Before we move on too quickly, a little more crowing is in order regarding the passage of the COVID relief and stimulus bill (American Rescue Plan Act), and why it's such an important piece of legislation at any time, but particularly so early in the Biden Administration. Here are some facts:
The roughly $1.9 trillion American Rescue Plan, which only Democrats supported, spends most of the money on low-income and middle-class Americans and state and local governments, with very little funding going toward companies. The plan is one of the largest federal responses to a downturn Congress has enacted and economists estimate it will boost growth this year to the highest level in decades and reduce the number of Americans living in poverty by a third. [snip]
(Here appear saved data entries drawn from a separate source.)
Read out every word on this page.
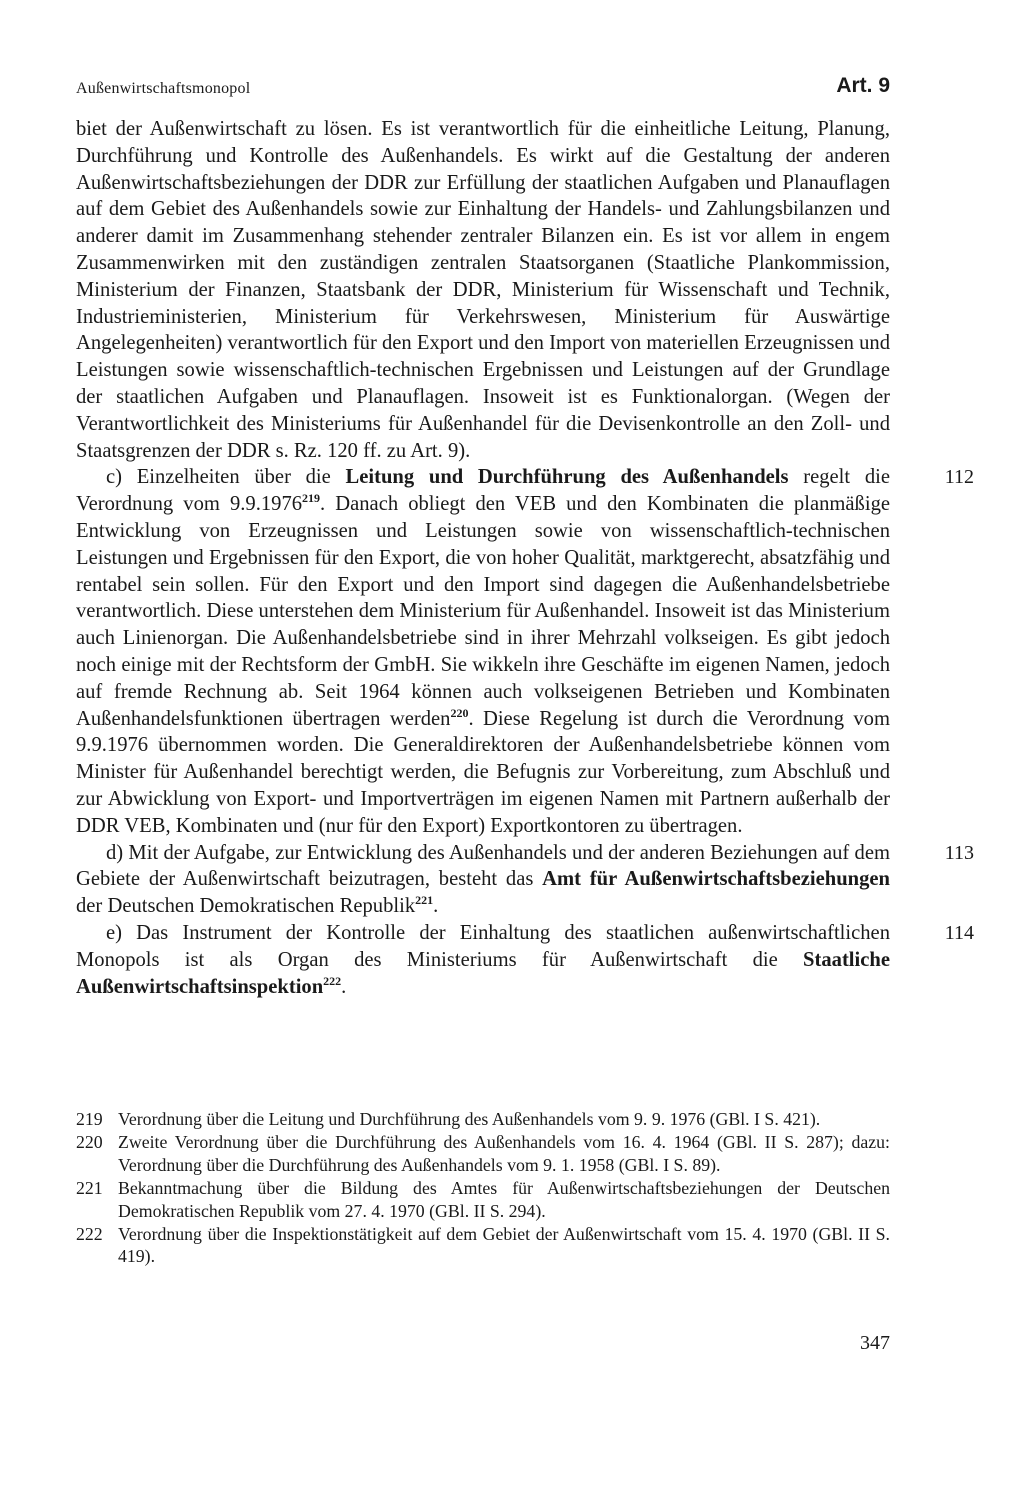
Außenwirtschaftsmonopol	Art. 9

biet der Außenwirtschaft zu lösen. Es ist verantwortlich für die einheitliche Leitung, Planung, Durchführung und Kontrolle des Außenhandels. Es wirkt auf die Gestaltung der anderen Außenwirtschaftsbeziehungen der DDR zur Erfüllung der staatlichen Aufgaben und Planauflagen auf dem Gebiet des Außenhandels sowie zur Einhaltung der Handels- und Zahlungsbilanzen und anderer damit im Zusammenhang stehender zentraler Bilanzen ein. Es ist vor allem in engem Zusammenwirken mit den zuständigen zentralen Staatsorganen (Staatliche Plankommission, Ministerium der Finanzen, Staatsbank der DDR, Ministerium für Wissenschaft und Technik, Industrieministerien, Ministerium für Verkehrswesen, Ministerium für Auswärtige Angelegenheiten) verantwortlich für den Export und den Import von materiellen Erzeugnissen und Leistungen sowie wissenschaftlich-technischen Ergebnissen und Leistungen auf der Grundlage der staatlichen Aufgaben und Planauflagen. Insoweit ist es Funktionalorgan. (Wegen der Verantwortlichkeit des Ministeriums für Außenhandel für die Devisenkontrolle an den Zoll- und Staatsgrenzen der DDR s. Rz. 120 ff. zu Art. 9).

112
c) Einzelheiten über die Leitung und Durchführung des Außenhandels regelt die Verordnung vom 9.9.1976$^{219}$. Danach obliegt den VEB und den Kombinaten die planmäßige Entwicklung von Erzeugnissen und Leistungen sowie von wissenschaftlich-technischen Leistungen und Ergebnissen für den Export, die von hoher Qualität, marktgerecht, absatzfähig und rentabel sein sollen. Für den Export und den Import sind dagegen die Außenhandelsbetriebe verantwortlich. Diese unterstehen dem Ministerium für Außenhandel. Insoweit ist das Ministerium auch Linienorgan. Die Außenhandelsbetriebe sind in ihrer Mehrzahl volkseigen. Es gibt jedoch noch einige mit der Rechtsform der GmbH. Sie wikkeln ihre Geschäfte im eigenen Namen, jedoch auf fremde Rechnung ab. Seit 1964 können auch volkseigenen Betrieben und Kombinaten Außenhandelsfunktionen übertragen werden$^{220}$. Diese Regelung ist durch die Verordnung vom 9.9.1976 übernommen worden. Die Generaldirektoren der Außenhandelsbetriebe können vom Minister für Außenhandel berechtigt werden, die Befugnis zur Vorbereitung, zum Abschluß und zur Abwicklung von Export- und Importverträgen im eigenen Namen mit Partnern außerhalb der DDR VEB, Kombinaten und (nur für den Export) Exportkontoren zu übertragen.

113
d) Mit der Aufgabe, zur Entwicklung des Außenhandels und der anderen Beziehungen auf dem Gebiete der Außenwirtschaft beizutragen, besteht das Amt für Außenwirtschaftsbeziehungen der Deutschen Demokratischen Republik$^{221}$.

114
e) Das Instrument der Kontrolle der Einhaltung des staatlichen außenwirtschaftlichen Monopols ist als Organ des Ministeriums für Außenwirtschaft die Staatliche Außenwirtschaftsinspektion$^{222}$.

219 Verordnung über die Leitung und Durchführung des Außenhandels vom 9. 9. 1976 (GBl. I S. 421).
220 Zweite Verordnung über die Durchführung des Außenhandels vom 16. 4. 1964 (GBl. II S. 287); dazu: Verordnung über die Durchführung des Außenhandels vom 9. 1. 1958 (GBl. I S. 89).
221 Bekanntmachung über die Bildung des Amtes für Außenwirtschaftsbeziehungen der Deutschen Demokratischen Republik vom 27. 4. 1970 (GBl. II S. 294).
222 Verordnung über die Inspektionstätigkeit auf dem Gebiet der Außenwirtschaft vom 15. 4. 1970 (GBl. II S. 419).
347
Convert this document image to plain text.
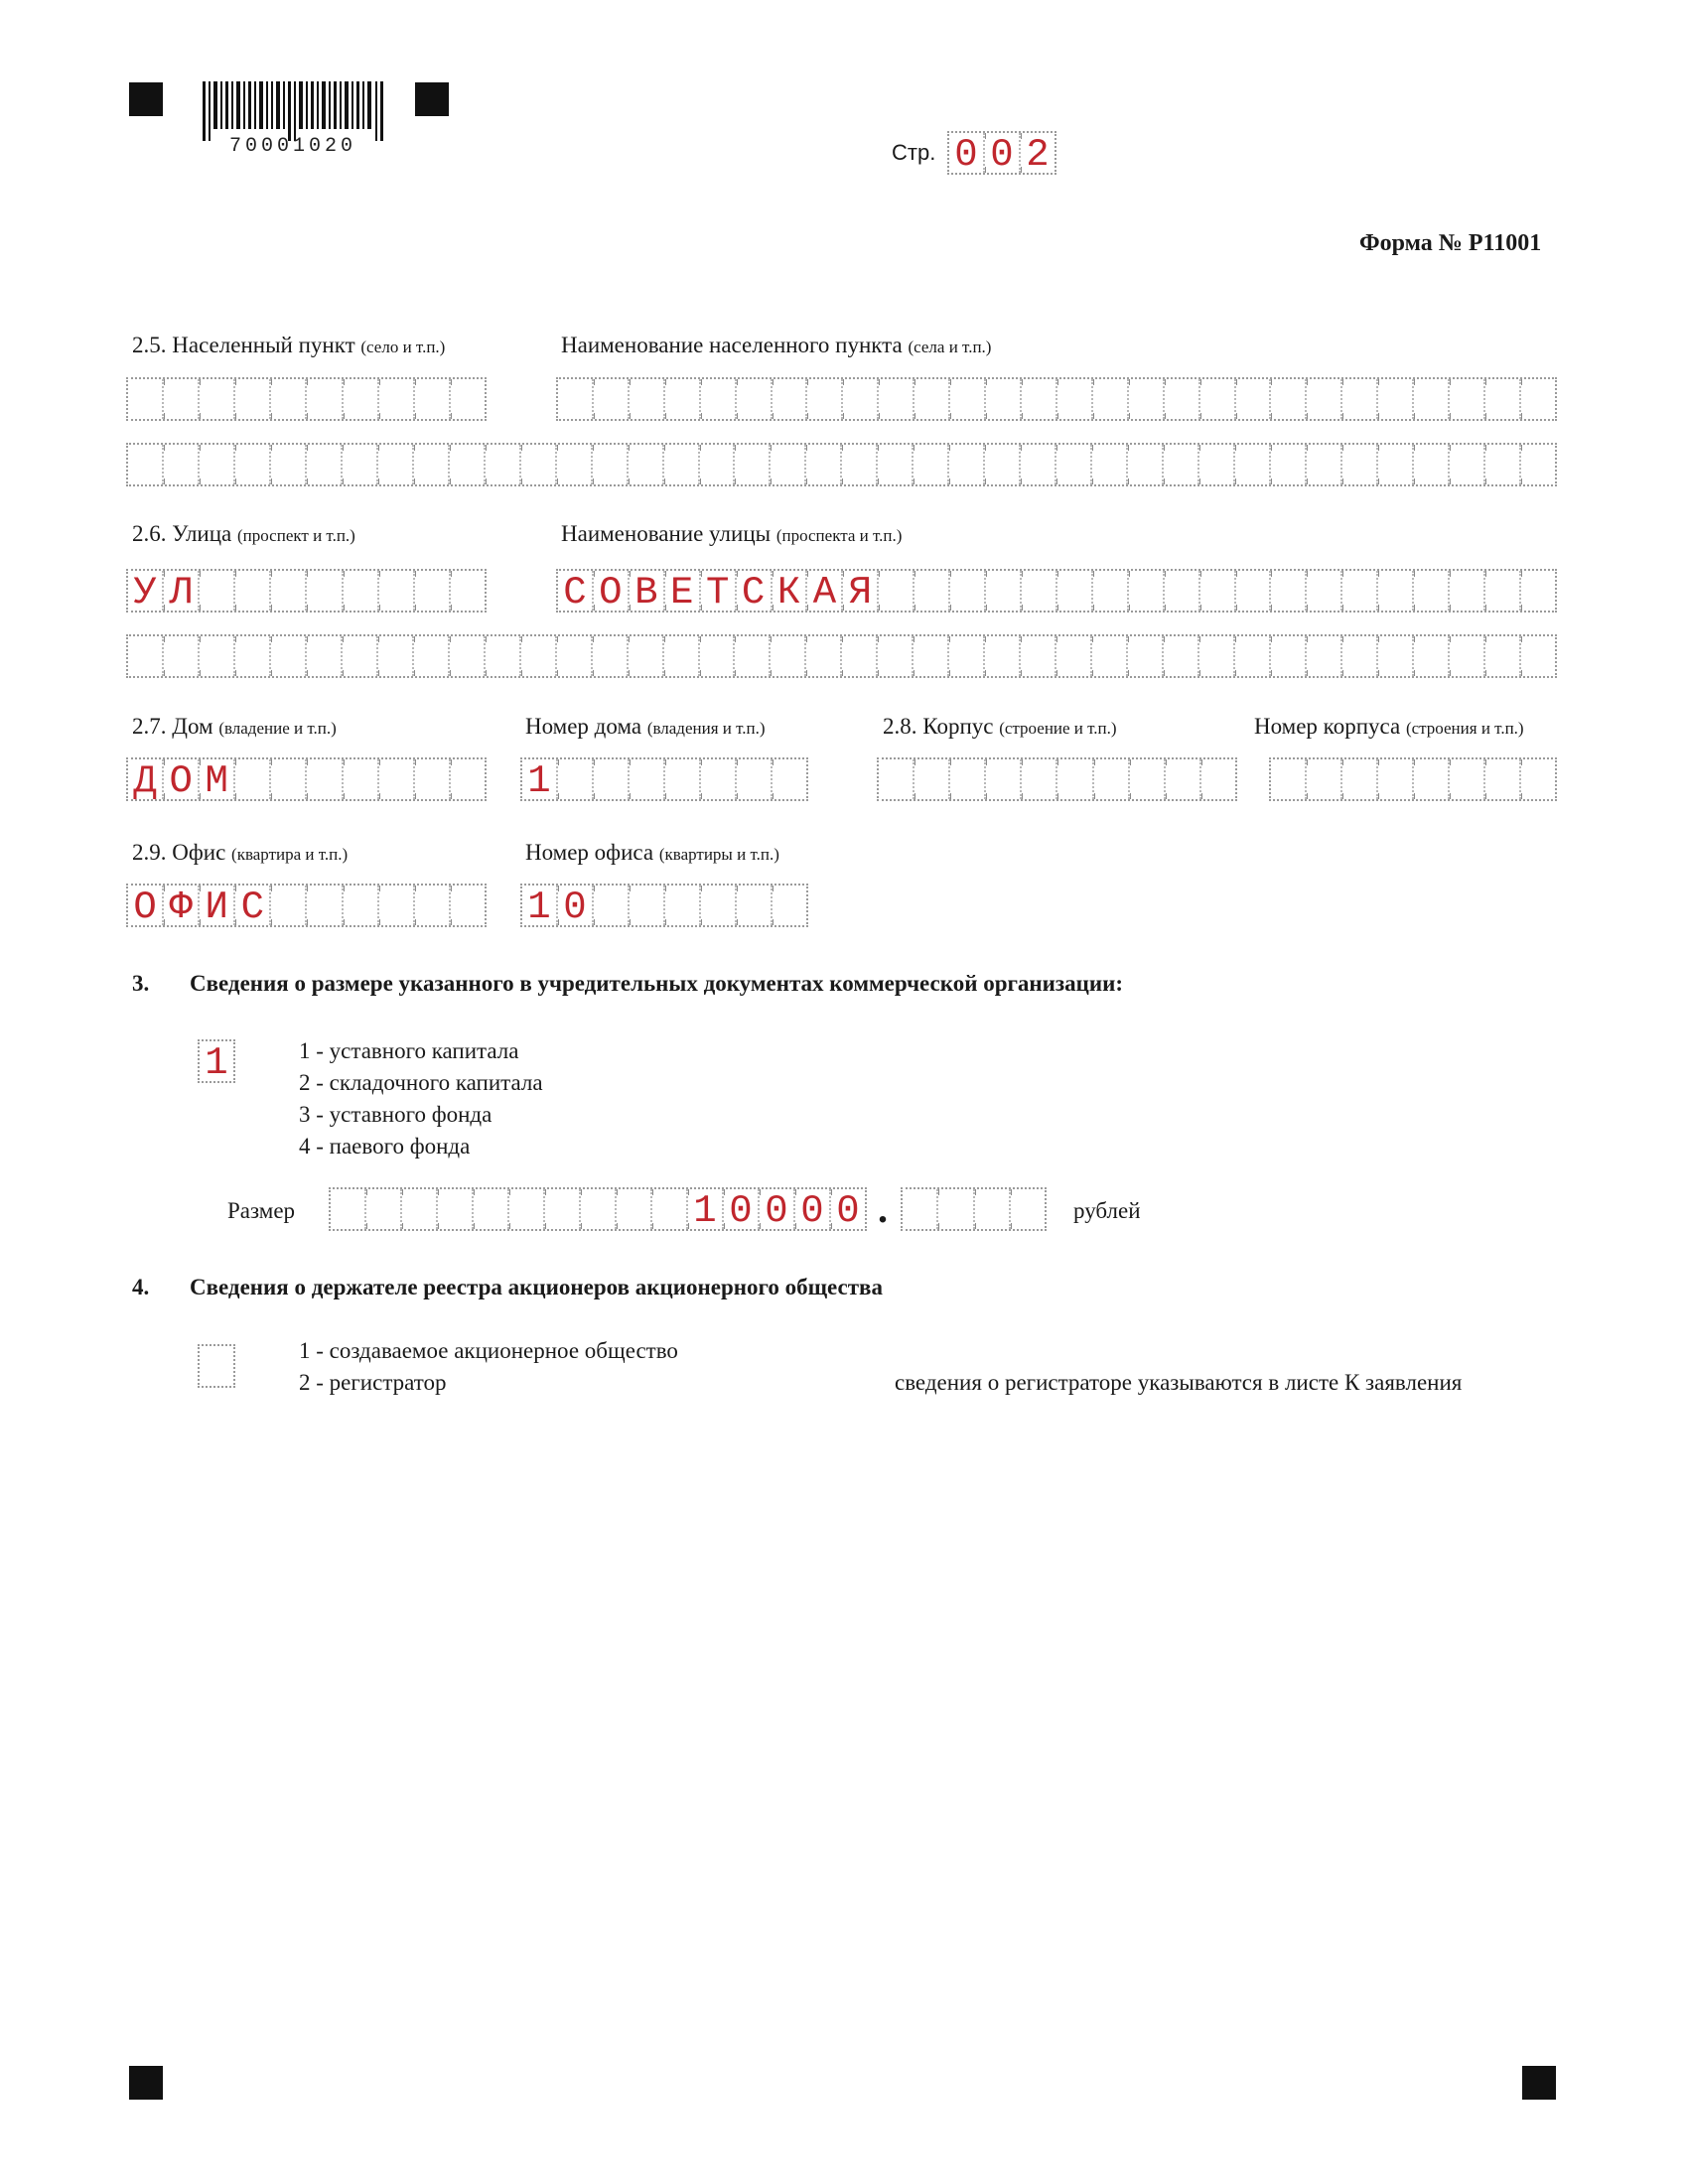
70001020	Стр. 0 0 2
Форма № Р11001
2.5. Населенный пункт (село и т.п.)	Наименование населенного пункта (села и т.п.)
2.6. Улица (проспект и т.п.)	Наименование улицы (проспекта и т.п.)
У Л	С О В Е Т С К А Я
2.7. Дом (владение и т.п.)	Номер дома (владения и т.п.)	2.8. Корпус (строение и т.п.)	Номер корпуса (строения и т.п.)
Д О М	1
2.9. Офис (квартира и т.п.)	Номер офиса (квартиры и т.п.)
О Ф И С	1 0
3. Сведения о размере указанного в учредительных документах коммерческой организации:
1	1 - уставного капитала
2 - складочного капитала
3 - уставного фонда
4 - паевого фонда
Размер	1 0 0 0 0 .	рублей
4. Сведения о держателе реестра акционеров акционерного общества
1 - создаваемое акционерное общество
2 - регистратор	сведения о регистраторе указываются в листе К заявления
“This legislative package likely represents the most effective set of policies for reducing child poverty ever in one bill, especially among Black and Latinx children,” said Indivar Dutta-Gupta, co-executive director of the Georgetown Center on Poverty and Inequality. “The Biden administration is seeing this more like a wartime mobilization. They’ll deal with any downside risks later on.”
The total numbers are staggering. Cumulatively, the government will hand out $2.2 trillion to workers and families between the relief passed last year and this latest bill, according to the Committee for a Responsible Federal Budget, a nonpartisan group. That’s equivalent to what the government spends annually on Social Security, Medicare and Medicaid combined. [snip]
The Democratic stimulus package also provides significant funding for vaccine distribution and state and local governments. Business and health leaders say getting most Americans vaccinated is key to the economic recovery. But most of the attention on the bill has focused on its overall price tag and the payments that are set to go to about 150 million American households.
The latest stimulus will reduce poverty by a third, lifting nearly 13 million Americans out of it, according to an analysis by Columbia University’s Center on Poverty and Social Policy. Black Americans, Hispanic Americans and poor families with children are set to benefit the most. Child poverty would be reduced by more than half, the researchers predict. [snip]
The magnitude of aid, especially combined with last year’s relief, is much greater than the U.S. government has responded to other economic crises. The response to the Great Recession was about $1.8 trillion over several years and the most optimistic estimates are that about 6 million Americans were kept out of poverty in 2009 because of efforts by Congress at the time.
Biden and his top officials have repeatedly said they have learned lessons from the mistakes made during the Great Recession response. This time around they want to go big enough to ensure jobs return swiftly. They want a package that, in the words of White House press secretary Jen Psaki, will get families “talking about it at their dinner tables.”
Though it would seem unnecessary to point out what this bill will mean to millions of Americans, the bad faith two- legged rats (a.k.a., the Republican Party) and their faithful hacks in the media have already started a campaign of lies about the bill. Therefore, Democrats need to do one other thing they largely failed to do after they passed the Affordable Care Act in 2010: mount an aggressive political- style public relations campaign that anticipates the Republican disinformation effort and targets the party in general, and vulnerable Representatives and Senators in particular, for their obstruction and opposition to helping Americans during this crisis that their former guy made much worse than it had to be.
This is going to be a year of American renewal, and Democrats can and must claim exclusive rights to that renewal. Keep up the victory lap!